Execution context support

I wanted to discuss something I brought up in the server logging thread a bit more generally.

I'll restate the idea here: to create a formal mechanism for managing an "execution context". To give a concrete example, if function foo() calls function bar() which calls function baz() (potentially in an async operation), allow implicit parameters to be set in foo and passed to baz without having to forward those parameters through bar. For instance (please ignore naming and syntax):

let contextArgument: Contextual<T> = …
func foo() {
   let contextValue = T()
   withContextArgument(contextArg, setTo: contextValue) {
       bar()
   }
}
func bar() {
   someAsyncFunction {
      baz()
   }
}
func baz() {
   print("\(valueOfContextArgument(contextArg))")
}

Under the hood, this would likely use thread-local storage. Core Swift would provide simple API to save/restore/modify/access the execution context, and commit that any future async APIs would propagate the execution context in an unsurprising way. Practically, popular concurrency solutions like GCD and NIO would need to adopt these primitives.

The current use case for this would be server logging, where adding contextual information to emitted logs is very useful when trying to debug issues in production, but such information is often omitted to avoid adding a context or logger argument to every function which may eventually log a line.

Some questions:

  1. Has this been brought up before?
  2. Can this be useful beyond the server logging use case?
  3. Can providing this functionality encourage developers to write hard-to-understand code? Is this a problem?
  4. Are there performance considerations that can not be addressed by providing an async(propagateContext: false) API?
2 Likes

I think some discussion was brought up when Chris Lattner's Actor manifesto first came around. I think the context there was around how GCD based APIs and future-Swift's first-class concurrency primitives would interact. I don't remember the details though. Unfortunately that topic died (and hopefully will eventually be picked back up).

That being said, this seems like it could nearly be written as a user level library. You just have to manually pass around a context. I could foresee getting around that by introducing something like Scala's implicit functionality. Where you can leave off certain things if an appropriate value can be found. However given how controversial/complex implicit is in Scala, I doubt Swift would adopt something like that.

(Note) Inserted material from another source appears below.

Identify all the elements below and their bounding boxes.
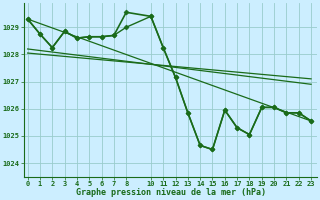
X-axis label: Graphe pression niveau de la mer (hPa): Graphe pression niveau de la mer (hPa) [76,188,266,197]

FWIW, managing some execution context is almost the practical definition of a monad, isn’t it? The State monad, in this case. This is what “execution context passing” looks like using the do notation in Haskell, using a simple stack as the context. Given these two functions:

import Control.Monad.State

pop :: State Stack Int
pop = State $ \(x:xs) -> (x,xs)

push :: Int -> State Stack ()
push a = State $ \xs -> ((),a:xs)

…you can pass the stack implicitly like this:

import Control.Monad.State
  
stackManip :: State Stack Int
stackManip = do
    push 3
    a <- pop
    pop

(Example stolen from Learn You a Haskell.)

The big advantage of the do notation is that you can “plug any semantics in”, like chaining optionals or running async actions. So it’s not a one-trick pony – the language just supplies the notation, anyone can supply new monads (new meanings).

I’m pretty sure this was mentioned several times as an interesting option on the forums, but these things tend to get a bit controversial, as people think them too magical or complex. (I have no idea about it, it is well above my head.)

In order for this to be a useful user-level library, it would need to be used consistently, across many different async APIs. That way, folks could write unrelated frameworks that use the library without limiting the users of their framework to a particular concurrency primitive. I don't see that happening unless it is part of the standard library.

I'm not sure how implicit works, but for performance reasons I don't think we want to add an implicit parameter to all function calls once a context is set. This is why I brought up thread-local storage, it seems like the only way to have implicit parameters and not incur prohibitive overhead.